What is SpeakRight?

SpeakRight is an open-source Java framework for writing speech recognition applications in VoiceXML.Unlike most proprietary speech-app tools, SpeakRight is code-based. Applications are written in Java using SpeakRight's extensible classes. Java IDEs such as Eclipse provide great debugging, fast Java-aware editing, and refactoring. Dynamic generation of VoiceXML is done using the popular StringTemplate templating framework. Read more...

See Getting Started, Tutorial, and Table of Contents

Tuesday, December 4, 2007

The StringTemplate Template Engine

The StringTemplate template engine is a popular choice for generating markup text in Java. It comes from Terrence Parr, the inventor of ANTLR.
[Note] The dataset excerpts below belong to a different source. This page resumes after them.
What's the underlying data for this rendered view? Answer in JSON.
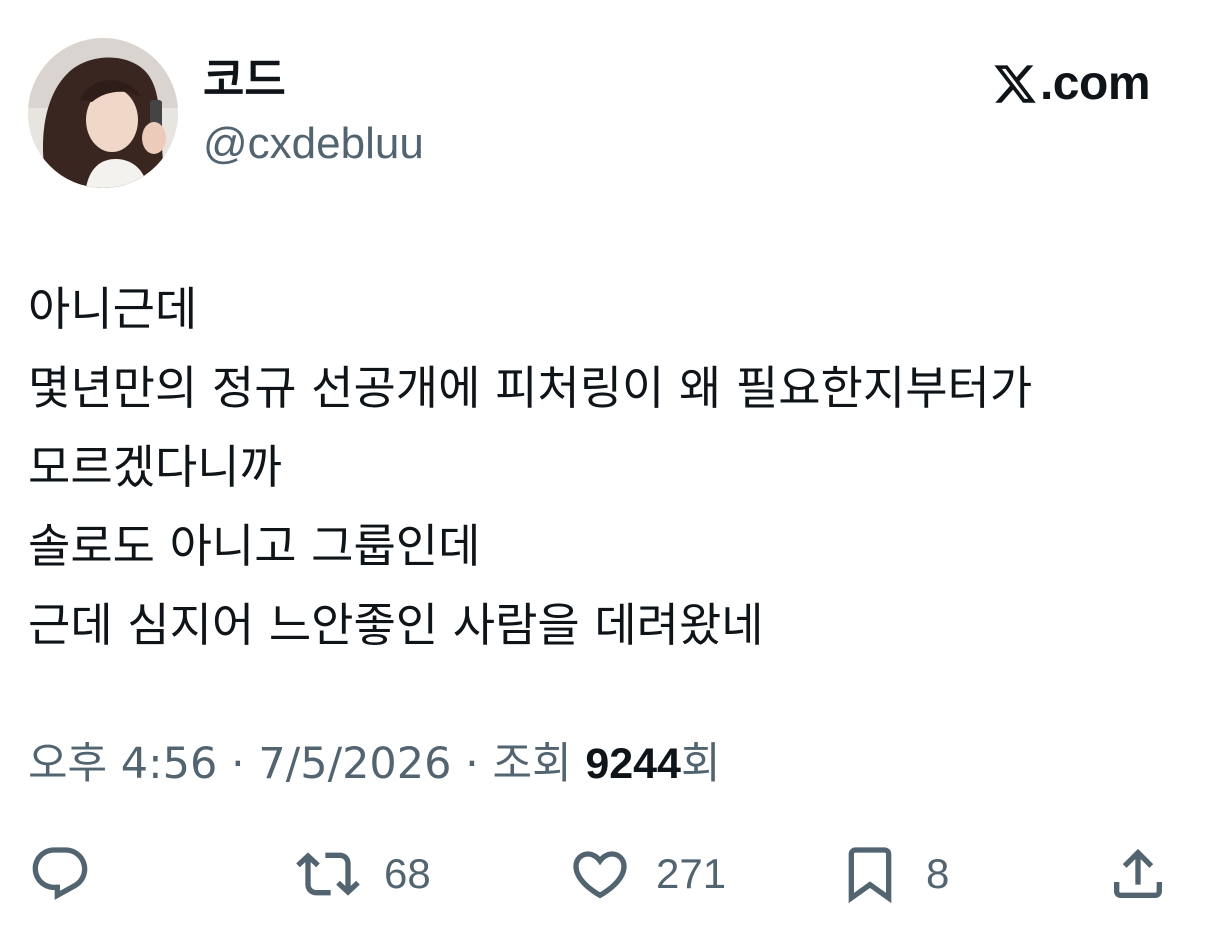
{
  "author": {
    "display_name": "코드",
    "handle": "@cxdebluu"
  },
  "brand": {
    "logo_icon": "x-logo-icon",
    "domain": ".com"
  },
  "tweet": {
    "lines": [
      "아니근데",
      "몇년만의 정규 선공개에 피처링이 왜 필요한지부터가",
      "모르겠다니까",
      "솔로도 아니고 그룹인데",
      "근데 심지어 느안좋인 사람을 데려왔네"
    ]
  },
  "meta": {
    "time": "오후 4:56",
    "separator": "·",
    "date": "7/5/2026",
    "views_label": "조회",
    "views_count": "9244",
    "views_suffix": "회"
  },
  "actions": {
    "reply": {
      "icon": "reply-icon"
    },
    "retweet": {
      "icon": "retweet-icon",
      "count": "68"
    },
    "like": {
      "icon": "heart-icon",
      "count": "271"
    },
    "bookmark": {
      "icon": "bookmark-icon",
      "count": "8"
    },
    "share": {
      "icon": "share-icon"
    }
  },
  "colors": {
    "text_primary": "#0f1419",
    "text_secondary": "#536471",
    "background": "#ffffff"
  }
}
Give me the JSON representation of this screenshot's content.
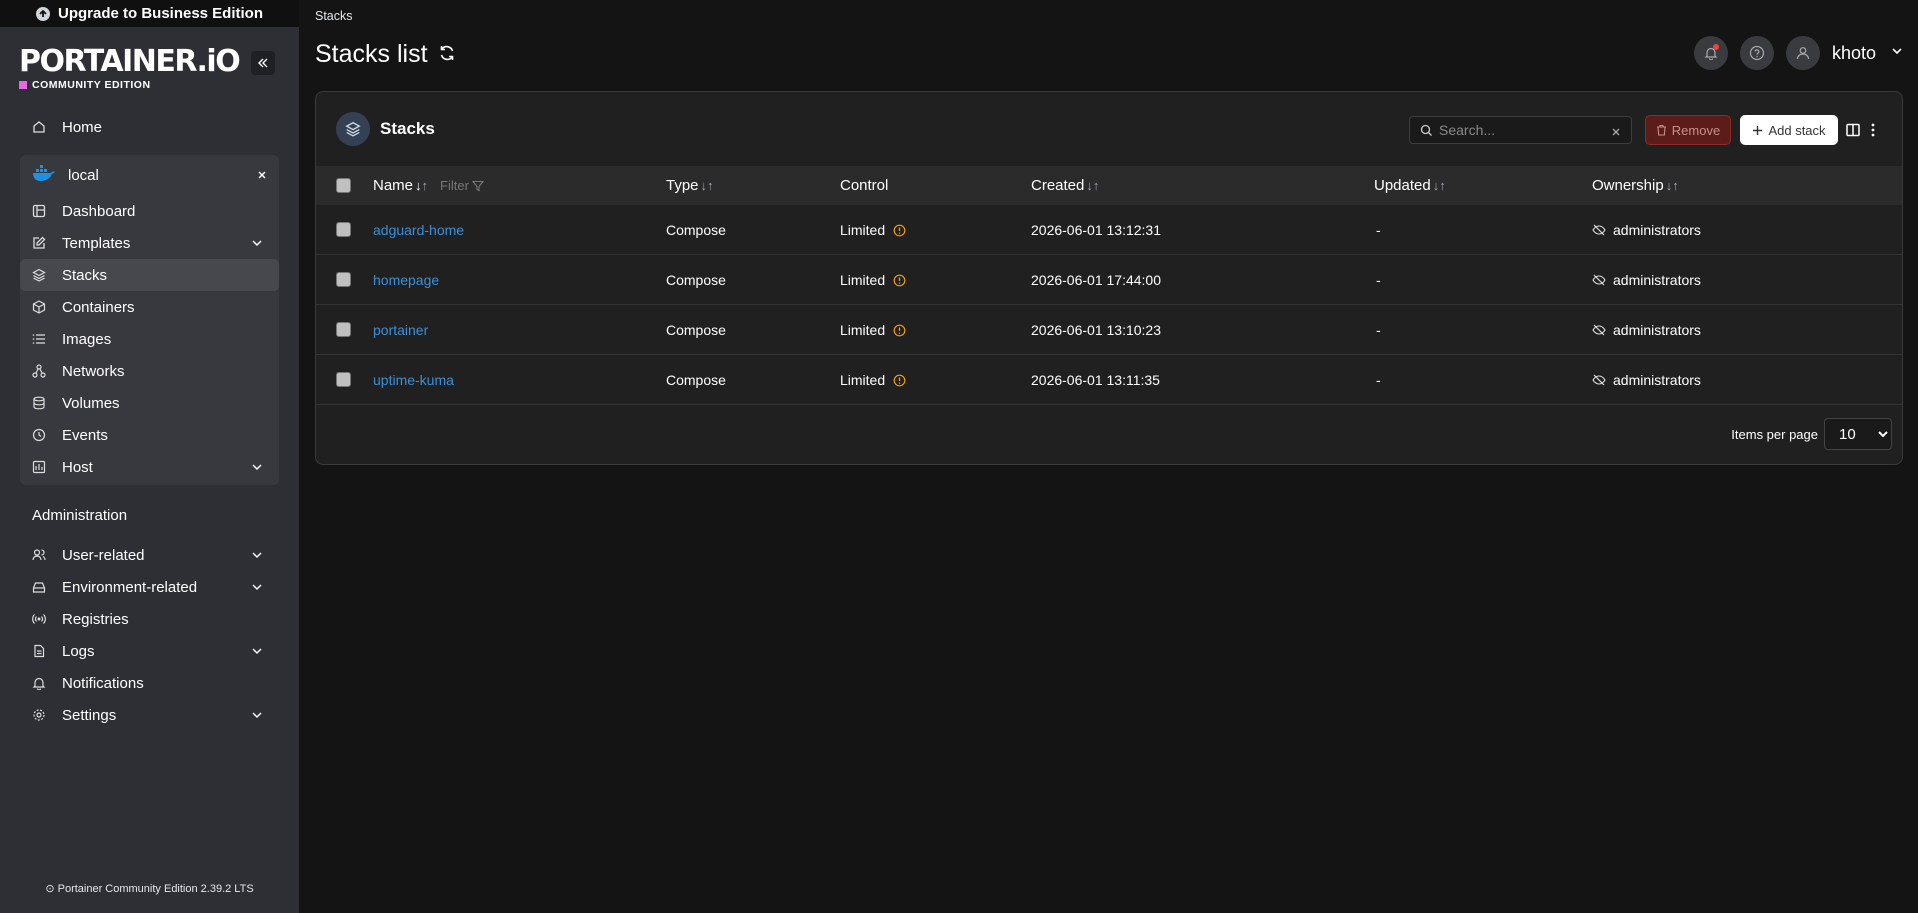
{
  "upgrade_label": "Upgrade to Business Edition",
  "brand": {
    "logo": "PORTAINER.iO",
    "edition": "COMMUNITY EDITION",
    "edition_color": "#e56ae0"
  },
  "nav": {
    "home": "Home"
  },
  "environment": {
    "name": "local",
    "items": [
      {
        "label": "Dashboard",
        "icon": "dashboard-icon",
        "chevron": false
      },
      {
        "label": "Templates",
        "icon": "edit-icon",
        "chevron": true
      },
      {
        "label": "Stacks",
        "icon": "layers-icon",
        "chevron": false,
        "active": true
      },
      {
        "label": "Containers",
        "icon": "box-icon",
        "chevron": false
      },
      {
        "label": "Images",
        "icon": "list-icon",
        "chevron": false
      },
      {
        "label": "Networks",
        "icon": "network-icon",
        "chevron": false
      },
      {
        "label": "Volumes",
        "icon": "database-icon",
        "chevron": false
      },
      {
        "label": "Events",
        "icon": "clock-icon",
        "chevron": false
      },
      {
        "label": "Host",
        "icon": "host-icon",
        "chevron": true
      }
    ]
  },
  "administration": {
    "title": "Administration",
    "items": [
      {
        "label": "User-related",
        "chevron": true
      },
      {
        "label": "Environment-related",
        "chevron": true
      },
      {
        "label": "Registries",
        "chevron": false
      },
      {
        "label": "Logs",
        "chevron": true
      },
      {
        "label": "Notifications",
        "chevron": false
      },
      {
        "label": "Settings",
        "chevron": true
      }
    ]
  },
  "footer": "Portainer Community Edition  2.39.2 LTS",
  "breadcrumb": "Stacks",
  "page_title": "Stacks list",
  "user": {
    "name": "khoto"
  },
  "card": {
    "title": "Stacks",
    "search_placeholder": "Search...",
    "remove_label": "Remove",
    "add_label": "Add stack",
    "columns": {
      "name": "Name",
      "filter": "Filter",
      "type": "Type",
      "control": "Control",
      "created": "Created",
      "updated": "Updated",
      "ownership": "Ownership"
    },
    "rows": [
      {
        "name": "adguard-home",
        "type": "Compose",
        "control": "Limited",
        "created": "2026-06-01 13:12:31",
        "updated": "-",
        "ownership": "administrators"
      },
      {
        "name": "homepage",
        "type": "Compose",
        "control": "Limited",
        "created": "2026-06-01 17:44:00",
        "updated": "-",
        "ownership": "administrators"
      },
      {
        "name": "portainer",
        "type": "Compose",
        "control": "Limited",
        "created": "2026-06-01 13:10:23",
        "updated": "-",
        "ownership": "administrators"
      },
      {
        "name": "uptime-kuma",
        "type": "Compose",
        "control": "Limited",
        "created": "2026-06-01 13:11:35",
        "updated": "-",
        "ownership": "administrators"
      }
    ],
    "items_per_page_label": "Items per page",
    "items_per_page_value": "10"
  },
  "colors": {
    "link": "#3b8fd9",
    "warning": "#f59e0b",
    "sidebar_bg": "#2d2f34",
    "page_bg": "#141414"
  }
}
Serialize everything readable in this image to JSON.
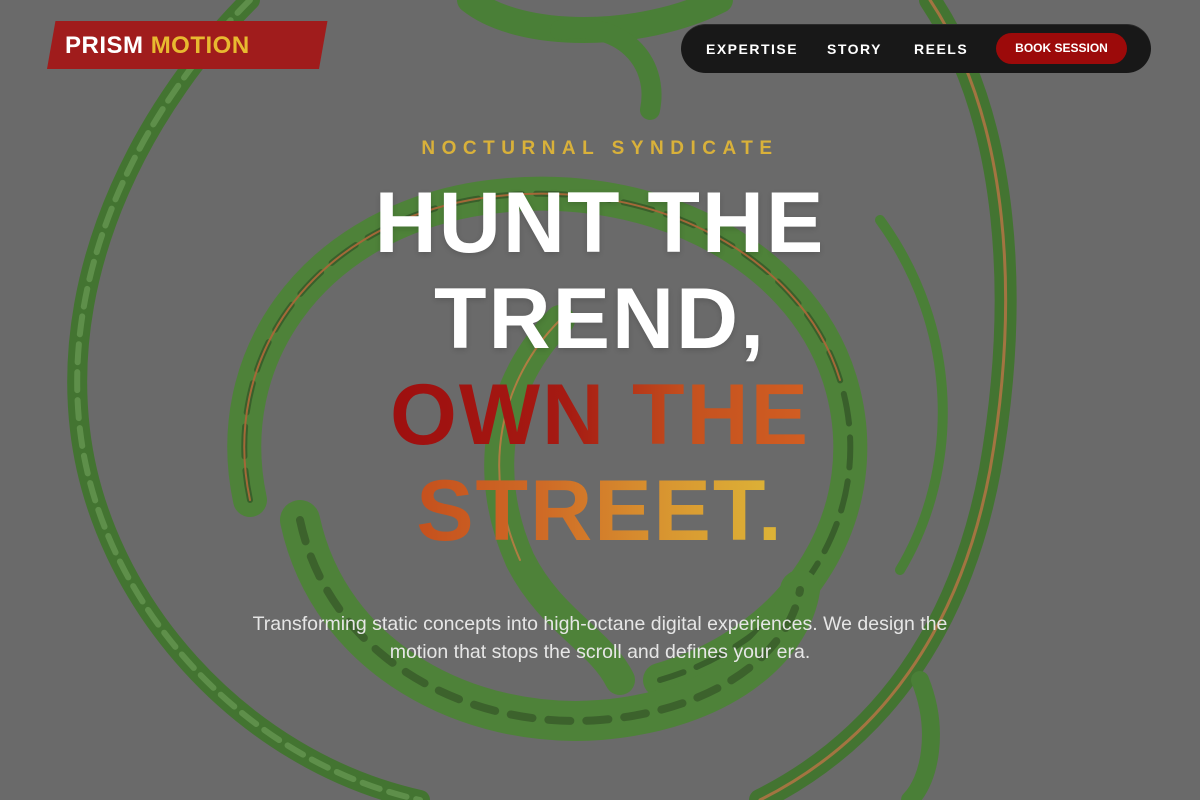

SpeakRight uses StringTemplate (ST) for all its VoiceXML generation. When a flow object is rendered, it is first converted into a SpeechPage object. A SpeechPage is not VoiceXML-specific, and allows SpeakRight to output other formats such as SALT, or whatever you want. It's also the glue that ST requires. SpeechPages are rendered using one of the ISpeechPageWriter classes. For testing, an HTML page writer is available. The main page writer though is VoiceXMLPageWriter.

VoiceXMLPageWriter into VoiceXML. A StringTemplate file defines the format for prompts, grammars, fields, forms and other VoiceXML tags. This gives a lot of flexibility. If your VoiceXML platform has special requirements, simply modify the speakright.stg template file.

Matt Raible on web frameworks

Matt Raible has a fascinating video comparing web frameworks. Comparisons are tricky since frameworks are changing rapidly, with multiple releases per year. However, he makes an interesting aside about the (lack of) value of visual IDEs. JSF comes with a drag-and-drop IDE that is "appealing to managers", but "if one wants to develop anything substantial, we're going to have to get down and dirty with the code."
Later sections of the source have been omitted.